- Elk Horn Location within the state of Kentucky Elk Horn Elk Horn (the United States)
- Coordinates: 37°18′59″N 85°17′7″W﻿ / ﻿37.31639°N 85.28528°W
- Country: United States
- State: Kentucky
- County: Taylor
- Elevation: 735 ft (224 m)
- Time zone: UTC-5 (Eastern (EST))
- • Summer (DST): UTC-4 (EDT)
- ZIP codes: 42733
- GNIS feature ID: 507921

= Elk Horn, Kentucky =

Unincorporated community in Kentucky, United States

Elk Horn is an unincorporated community in Taylor County, Kentucky, United States. It lies along Route 76 southeast of the city of Campbellsville, the county seat of Taylor County. Its elevation is 735 feet (224 m). It has a post office with the ZIP code 42733.
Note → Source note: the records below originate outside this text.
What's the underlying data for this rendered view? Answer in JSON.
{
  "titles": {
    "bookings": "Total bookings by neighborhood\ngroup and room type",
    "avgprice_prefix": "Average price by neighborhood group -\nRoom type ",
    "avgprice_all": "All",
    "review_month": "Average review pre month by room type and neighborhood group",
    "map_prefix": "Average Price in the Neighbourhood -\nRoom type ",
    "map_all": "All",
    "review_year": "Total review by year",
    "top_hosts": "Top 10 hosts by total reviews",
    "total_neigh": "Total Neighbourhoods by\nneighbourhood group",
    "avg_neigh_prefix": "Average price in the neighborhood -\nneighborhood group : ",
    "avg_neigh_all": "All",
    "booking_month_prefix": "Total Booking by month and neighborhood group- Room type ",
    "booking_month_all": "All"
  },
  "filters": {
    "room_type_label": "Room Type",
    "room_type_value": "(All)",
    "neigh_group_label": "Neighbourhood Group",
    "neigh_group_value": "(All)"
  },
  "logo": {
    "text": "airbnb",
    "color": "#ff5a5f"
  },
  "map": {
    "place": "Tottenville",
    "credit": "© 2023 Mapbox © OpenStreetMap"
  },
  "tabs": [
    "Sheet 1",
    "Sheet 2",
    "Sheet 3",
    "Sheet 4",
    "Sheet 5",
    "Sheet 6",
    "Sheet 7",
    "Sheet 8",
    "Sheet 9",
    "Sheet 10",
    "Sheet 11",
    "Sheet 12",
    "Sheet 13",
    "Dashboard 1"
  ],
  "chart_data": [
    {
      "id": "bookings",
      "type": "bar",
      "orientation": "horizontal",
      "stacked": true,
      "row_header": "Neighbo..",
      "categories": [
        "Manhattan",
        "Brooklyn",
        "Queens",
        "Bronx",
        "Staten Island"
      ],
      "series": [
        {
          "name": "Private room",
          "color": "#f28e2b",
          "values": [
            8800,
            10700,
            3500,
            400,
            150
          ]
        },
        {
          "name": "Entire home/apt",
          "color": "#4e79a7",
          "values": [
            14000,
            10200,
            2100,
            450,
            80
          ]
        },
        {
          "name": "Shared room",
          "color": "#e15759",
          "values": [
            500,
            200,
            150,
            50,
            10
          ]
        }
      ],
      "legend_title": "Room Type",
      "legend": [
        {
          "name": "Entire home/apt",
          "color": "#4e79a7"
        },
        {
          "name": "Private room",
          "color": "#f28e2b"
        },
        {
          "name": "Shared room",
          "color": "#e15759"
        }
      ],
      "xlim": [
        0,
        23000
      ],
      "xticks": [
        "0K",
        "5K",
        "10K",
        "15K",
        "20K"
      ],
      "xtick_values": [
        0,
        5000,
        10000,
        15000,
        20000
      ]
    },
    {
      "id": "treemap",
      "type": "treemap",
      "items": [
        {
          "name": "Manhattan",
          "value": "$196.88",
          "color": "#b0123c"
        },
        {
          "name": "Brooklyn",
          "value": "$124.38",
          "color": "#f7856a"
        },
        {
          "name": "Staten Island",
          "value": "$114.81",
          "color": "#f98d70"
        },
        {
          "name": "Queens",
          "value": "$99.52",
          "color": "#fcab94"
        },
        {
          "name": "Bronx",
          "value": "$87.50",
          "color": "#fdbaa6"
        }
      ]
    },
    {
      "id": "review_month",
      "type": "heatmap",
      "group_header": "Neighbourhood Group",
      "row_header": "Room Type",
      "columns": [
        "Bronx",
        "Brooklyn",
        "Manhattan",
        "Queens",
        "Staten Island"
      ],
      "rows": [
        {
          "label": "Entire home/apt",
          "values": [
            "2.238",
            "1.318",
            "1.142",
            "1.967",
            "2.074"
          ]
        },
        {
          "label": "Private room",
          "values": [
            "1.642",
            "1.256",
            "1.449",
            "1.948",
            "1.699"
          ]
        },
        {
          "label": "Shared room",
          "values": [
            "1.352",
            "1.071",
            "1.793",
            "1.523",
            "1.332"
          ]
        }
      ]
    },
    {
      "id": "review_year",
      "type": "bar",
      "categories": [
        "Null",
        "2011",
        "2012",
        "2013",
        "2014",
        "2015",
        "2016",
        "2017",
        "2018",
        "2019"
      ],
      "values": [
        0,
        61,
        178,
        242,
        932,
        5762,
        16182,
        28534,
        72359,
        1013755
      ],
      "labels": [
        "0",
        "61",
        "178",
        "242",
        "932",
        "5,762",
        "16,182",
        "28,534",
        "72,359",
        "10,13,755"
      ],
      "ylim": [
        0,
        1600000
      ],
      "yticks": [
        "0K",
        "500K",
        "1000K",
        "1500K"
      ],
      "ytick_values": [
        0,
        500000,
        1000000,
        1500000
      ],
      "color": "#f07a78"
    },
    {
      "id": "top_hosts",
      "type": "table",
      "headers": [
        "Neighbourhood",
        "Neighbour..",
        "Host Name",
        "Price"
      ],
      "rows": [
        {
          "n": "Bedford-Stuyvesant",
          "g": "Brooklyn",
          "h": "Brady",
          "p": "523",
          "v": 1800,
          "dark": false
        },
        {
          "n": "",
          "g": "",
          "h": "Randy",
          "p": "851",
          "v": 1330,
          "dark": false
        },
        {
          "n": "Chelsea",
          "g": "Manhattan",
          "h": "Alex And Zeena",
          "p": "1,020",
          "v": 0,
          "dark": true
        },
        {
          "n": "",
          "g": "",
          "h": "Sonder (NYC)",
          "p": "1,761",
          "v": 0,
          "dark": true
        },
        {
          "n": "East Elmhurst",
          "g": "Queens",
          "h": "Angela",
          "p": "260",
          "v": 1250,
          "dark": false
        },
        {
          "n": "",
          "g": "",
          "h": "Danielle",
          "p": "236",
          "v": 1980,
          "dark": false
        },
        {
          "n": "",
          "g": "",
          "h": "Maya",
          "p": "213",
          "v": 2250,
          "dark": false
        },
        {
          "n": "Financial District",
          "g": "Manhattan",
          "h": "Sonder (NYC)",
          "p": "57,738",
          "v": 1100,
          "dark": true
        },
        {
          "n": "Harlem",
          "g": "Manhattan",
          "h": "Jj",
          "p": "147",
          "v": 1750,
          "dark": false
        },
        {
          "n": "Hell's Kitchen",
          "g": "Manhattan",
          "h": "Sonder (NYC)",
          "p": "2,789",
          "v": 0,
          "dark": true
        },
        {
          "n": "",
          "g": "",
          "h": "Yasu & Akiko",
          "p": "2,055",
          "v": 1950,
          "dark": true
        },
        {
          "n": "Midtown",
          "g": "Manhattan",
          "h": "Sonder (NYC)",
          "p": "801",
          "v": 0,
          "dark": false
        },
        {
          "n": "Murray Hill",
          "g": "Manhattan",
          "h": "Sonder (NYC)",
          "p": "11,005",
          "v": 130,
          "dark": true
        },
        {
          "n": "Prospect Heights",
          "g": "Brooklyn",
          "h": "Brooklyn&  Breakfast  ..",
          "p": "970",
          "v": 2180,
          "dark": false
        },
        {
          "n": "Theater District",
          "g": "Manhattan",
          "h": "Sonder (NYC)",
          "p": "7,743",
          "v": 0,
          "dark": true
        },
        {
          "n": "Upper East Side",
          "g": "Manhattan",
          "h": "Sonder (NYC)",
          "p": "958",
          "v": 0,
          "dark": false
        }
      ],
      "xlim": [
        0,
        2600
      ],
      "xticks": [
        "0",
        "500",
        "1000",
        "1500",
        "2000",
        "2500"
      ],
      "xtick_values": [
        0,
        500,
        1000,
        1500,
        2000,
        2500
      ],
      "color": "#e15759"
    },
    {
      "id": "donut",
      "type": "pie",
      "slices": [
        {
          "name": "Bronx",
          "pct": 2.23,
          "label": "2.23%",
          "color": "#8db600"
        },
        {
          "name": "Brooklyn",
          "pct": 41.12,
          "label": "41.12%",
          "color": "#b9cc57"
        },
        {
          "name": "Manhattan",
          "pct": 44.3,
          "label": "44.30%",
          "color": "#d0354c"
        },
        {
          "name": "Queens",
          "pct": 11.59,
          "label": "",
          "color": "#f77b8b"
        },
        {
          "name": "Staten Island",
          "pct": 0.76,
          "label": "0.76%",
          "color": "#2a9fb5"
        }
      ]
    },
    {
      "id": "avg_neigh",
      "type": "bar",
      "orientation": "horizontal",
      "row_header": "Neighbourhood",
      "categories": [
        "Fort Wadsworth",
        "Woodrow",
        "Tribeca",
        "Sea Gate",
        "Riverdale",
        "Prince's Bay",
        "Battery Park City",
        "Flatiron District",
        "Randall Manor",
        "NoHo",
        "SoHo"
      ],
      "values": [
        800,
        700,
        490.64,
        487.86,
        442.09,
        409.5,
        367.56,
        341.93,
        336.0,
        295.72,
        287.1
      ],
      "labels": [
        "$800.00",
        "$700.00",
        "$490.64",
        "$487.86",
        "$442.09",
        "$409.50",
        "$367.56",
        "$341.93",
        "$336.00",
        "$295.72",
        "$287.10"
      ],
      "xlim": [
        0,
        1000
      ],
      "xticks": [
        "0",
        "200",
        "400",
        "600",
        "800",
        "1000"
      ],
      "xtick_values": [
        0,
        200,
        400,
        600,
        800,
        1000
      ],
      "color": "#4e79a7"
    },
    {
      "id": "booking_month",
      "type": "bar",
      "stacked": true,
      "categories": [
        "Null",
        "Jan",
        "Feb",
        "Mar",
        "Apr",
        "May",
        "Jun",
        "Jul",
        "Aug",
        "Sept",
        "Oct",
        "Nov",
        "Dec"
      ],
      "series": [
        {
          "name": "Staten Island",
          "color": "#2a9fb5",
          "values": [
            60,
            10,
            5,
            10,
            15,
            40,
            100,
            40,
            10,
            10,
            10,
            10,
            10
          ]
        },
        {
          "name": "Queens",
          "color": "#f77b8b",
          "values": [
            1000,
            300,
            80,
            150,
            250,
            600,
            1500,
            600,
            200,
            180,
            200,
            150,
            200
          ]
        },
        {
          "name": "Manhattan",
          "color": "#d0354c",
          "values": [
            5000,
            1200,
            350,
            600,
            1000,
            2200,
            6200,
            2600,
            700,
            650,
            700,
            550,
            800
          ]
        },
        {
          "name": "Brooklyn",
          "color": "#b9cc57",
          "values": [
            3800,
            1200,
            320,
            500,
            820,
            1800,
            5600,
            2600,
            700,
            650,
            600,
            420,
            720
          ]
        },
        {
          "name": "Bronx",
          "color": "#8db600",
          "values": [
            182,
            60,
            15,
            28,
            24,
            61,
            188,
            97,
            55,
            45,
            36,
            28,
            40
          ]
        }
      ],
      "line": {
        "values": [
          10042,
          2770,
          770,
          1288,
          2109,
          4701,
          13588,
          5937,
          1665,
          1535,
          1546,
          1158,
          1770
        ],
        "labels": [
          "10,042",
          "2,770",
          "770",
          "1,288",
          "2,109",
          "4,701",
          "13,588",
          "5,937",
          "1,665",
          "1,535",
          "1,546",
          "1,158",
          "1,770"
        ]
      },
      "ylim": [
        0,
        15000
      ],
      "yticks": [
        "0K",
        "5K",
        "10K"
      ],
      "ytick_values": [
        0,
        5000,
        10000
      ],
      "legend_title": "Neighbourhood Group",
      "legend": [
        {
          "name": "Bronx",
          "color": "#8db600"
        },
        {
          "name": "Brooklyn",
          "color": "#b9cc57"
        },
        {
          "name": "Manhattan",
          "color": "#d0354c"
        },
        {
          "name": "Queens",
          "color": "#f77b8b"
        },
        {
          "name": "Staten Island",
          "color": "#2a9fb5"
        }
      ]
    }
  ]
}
A post office in the community was established in 1876. The origins of the name Elk Horn are unclear: it may be named for a large collection of elk horns displayed at the local mill, or for a pair of antlers found in the area and thought to be unusual.
R.S & Amanda Tate was granted 2000 acres to set up a homestead in the early 1700s; at that time, it was still a part of Greensburg KY.